Os EUA planejam encerrar a mais longa guerra de sua história. Até o dia 11 de setembro de 2021 pode ser encerrada a presença militar do país no Afeganistão. Vinte anos após os ataques às torres gêmeas em Nova Iorque e a invasão do Afeganistão, os norte-americanos não conseguiram derrotar os Talebans. Mais de 100 mil civis afegãos foram mortos ao longo dessas duas décadas. Atualmente há cerca de 10 mil militares estrangeiros no Afeganistão, sendo 3 mil americanos e 7 mil de países da OTAN. Uma conferência internacional está sendo organizada para o período entre 24 de abril e 4 de maio em Istambul, na Turquia, com a participação de 20 países e autoridades da ONU para discutir a situação do Afeganistão após a retirada das tropas estrangeiras. Em 2020, o governo Trump assinou um acordo com os Talebans para retirada das tropas americanas, por um lado, e impedimento de uso do solo afegã para ataques aos EUA, por outro.

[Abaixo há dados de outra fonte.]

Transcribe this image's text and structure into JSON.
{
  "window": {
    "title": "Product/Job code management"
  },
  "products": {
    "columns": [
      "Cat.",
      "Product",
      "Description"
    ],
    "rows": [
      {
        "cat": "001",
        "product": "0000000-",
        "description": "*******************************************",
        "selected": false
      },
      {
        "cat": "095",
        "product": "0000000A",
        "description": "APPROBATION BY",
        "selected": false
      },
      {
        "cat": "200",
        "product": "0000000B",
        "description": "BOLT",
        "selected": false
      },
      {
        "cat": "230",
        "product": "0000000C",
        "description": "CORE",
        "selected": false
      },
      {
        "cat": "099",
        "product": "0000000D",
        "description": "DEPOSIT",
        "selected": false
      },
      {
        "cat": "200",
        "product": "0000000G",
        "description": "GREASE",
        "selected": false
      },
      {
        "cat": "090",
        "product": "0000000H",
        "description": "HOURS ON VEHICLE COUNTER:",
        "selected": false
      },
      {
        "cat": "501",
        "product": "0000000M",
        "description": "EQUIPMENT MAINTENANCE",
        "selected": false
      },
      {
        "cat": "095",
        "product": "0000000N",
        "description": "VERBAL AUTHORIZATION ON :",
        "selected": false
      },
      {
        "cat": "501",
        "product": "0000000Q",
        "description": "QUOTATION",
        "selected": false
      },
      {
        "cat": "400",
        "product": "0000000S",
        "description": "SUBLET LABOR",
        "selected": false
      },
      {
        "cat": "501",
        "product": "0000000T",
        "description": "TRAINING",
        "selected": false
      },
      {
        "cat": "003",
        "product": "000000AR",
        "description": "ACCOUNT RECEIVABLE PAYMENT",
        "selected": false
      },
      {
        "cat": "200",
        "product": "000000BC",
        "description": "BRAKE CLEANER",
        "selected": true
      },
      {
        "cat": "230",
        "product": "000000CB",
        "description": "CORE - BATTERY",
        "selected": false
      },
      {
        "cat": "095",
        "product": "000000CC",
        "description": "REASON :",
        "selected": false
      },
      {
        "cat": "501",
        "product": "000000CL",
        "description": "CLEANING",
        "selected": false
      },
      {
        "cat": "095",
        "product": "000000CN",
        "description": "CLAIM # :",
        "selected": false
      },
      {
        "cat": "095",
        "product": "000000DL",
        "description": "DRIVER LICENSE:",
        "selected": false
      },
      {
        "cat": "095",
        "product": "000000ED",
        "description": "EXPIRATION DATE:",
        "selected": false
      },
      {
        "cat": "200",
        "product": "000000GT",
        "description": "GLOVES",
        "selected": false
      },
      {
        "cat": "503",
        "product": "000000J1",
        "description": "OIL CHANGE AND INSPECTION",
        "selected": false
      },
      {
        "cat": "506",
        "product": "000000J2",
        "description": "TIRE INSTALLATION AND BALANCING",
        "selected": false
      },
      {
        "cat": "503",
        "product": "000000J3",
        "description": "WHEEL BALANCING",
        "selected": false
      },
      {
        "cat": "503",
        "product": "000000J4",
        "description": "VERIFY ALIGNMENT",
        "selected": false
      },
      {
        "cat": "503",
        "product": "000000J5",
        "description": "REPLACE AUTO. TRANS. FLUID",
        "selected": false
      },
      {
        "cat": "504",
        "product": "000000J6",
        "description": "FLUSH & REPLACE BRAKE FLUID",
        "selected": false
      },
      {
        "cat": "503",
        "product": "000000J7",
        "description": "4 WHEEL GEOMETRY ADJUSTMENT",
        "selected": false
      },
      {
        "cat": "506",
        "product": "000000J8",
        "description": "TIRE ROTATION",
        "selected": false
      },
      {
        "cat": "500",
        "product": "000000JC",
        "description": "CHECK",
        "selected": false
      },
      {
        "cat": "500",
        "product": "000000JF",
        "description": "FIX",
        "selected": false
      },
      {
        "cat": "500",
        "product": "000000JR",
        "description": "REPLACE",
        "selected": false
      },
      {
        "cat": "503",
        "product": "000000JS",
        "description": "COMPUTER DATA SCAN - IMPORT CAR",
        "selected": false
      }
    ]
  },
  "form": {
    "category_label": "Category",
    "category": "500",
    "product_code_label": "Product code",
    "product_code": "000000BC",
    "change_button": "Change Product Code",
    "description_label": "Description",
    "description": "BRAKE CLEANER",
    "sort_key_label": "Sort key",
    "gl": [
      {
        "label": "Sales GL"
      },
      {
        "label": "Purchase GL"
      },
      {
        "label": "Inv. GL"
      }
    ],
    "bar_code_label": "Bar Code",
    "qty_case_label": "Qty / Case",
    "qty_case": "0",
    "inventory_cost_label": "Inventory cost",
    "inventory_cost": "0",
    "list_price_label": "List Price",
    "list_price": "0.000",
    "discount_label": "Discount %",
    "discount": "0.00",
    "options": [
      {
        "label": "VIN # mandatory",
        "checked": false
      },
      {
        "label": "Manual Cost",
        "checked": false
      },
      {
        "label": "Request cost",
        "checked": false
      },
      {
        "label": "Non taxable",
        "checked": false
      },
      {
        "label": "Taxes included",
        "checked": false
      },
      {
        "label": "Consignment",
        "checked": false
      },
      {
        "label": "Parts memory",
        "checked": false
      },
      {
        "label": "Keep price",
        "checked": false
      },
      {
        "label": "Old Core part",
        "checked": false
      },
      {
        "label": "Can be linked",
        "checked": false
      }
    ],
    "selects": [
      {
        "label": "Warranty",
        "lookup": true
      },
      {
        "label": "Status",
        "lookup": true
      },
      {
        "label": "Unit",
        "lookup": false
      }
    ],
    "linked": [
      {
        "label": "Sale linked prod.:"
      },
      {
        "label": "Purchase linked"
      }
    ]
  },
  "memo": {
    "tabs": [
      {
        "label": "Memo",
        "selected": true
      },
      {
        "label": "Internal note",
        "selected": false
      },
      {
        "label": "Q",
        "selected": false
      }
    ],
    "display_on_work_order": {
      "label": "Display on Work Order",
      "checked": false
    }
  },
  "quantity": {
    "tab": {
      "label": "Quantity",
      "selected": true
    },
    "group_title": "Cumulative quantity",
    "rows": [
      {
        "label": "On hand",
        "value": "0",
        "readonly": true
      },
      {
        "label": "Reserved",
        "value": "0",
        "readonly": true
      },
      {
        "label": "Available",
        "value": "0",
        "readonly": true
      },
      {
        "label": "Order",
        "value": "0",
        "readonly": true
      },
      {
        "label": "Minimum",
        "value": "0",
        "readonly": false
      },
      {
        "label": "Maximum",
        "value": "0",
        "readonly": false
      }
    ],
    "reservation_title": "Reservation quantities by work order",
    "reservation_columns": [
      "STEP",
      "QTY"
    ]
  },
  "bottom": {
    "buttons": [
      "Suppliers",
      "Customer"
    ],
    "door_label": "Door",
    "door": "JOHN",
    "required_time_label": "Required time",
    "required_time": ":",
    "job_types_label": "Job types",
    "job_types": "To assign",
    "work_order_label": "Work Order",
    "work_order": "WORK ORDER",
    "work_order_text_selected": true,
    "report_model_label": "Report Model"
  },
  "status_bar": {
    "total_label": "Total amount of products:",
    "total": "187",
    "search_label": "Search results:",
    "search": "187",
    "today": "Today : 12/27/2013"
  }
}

O acordo foi endossado pela ONU.
Enquanto isso, os iranianos anunciaram, também esta semana, que vão começar a enriquecer urânio a 60%. O anúncio foi feito poucos dias após uma explosão na usina nuclear de Natanz e que foi muito noticiada pela imprensa mundial. Duas centrífugas haviam sido inauguradas na usina de enriquecimento de urânio. O governo iraniano acusa Israel de estar por trás da explosão. A alegação é que Israel já sabotou o programa nuclear iraniano outras vezes com cyber ataques e assassinato de cientistas. Ao acusar Israel, o chanceler iraniano Mohammad Zarif estava ao lado do chanceler russo Sergei Lavrov na capital Teerã.
Nos marcos dos 60 anos de vitória da Batalha de Girón, após invasão norte-americana na Baía dos Porcos e tentativa frustrada de derrubada do governo de Fidel Castro, começa hoje o 8º Congresso do Partido Comunista Cubano.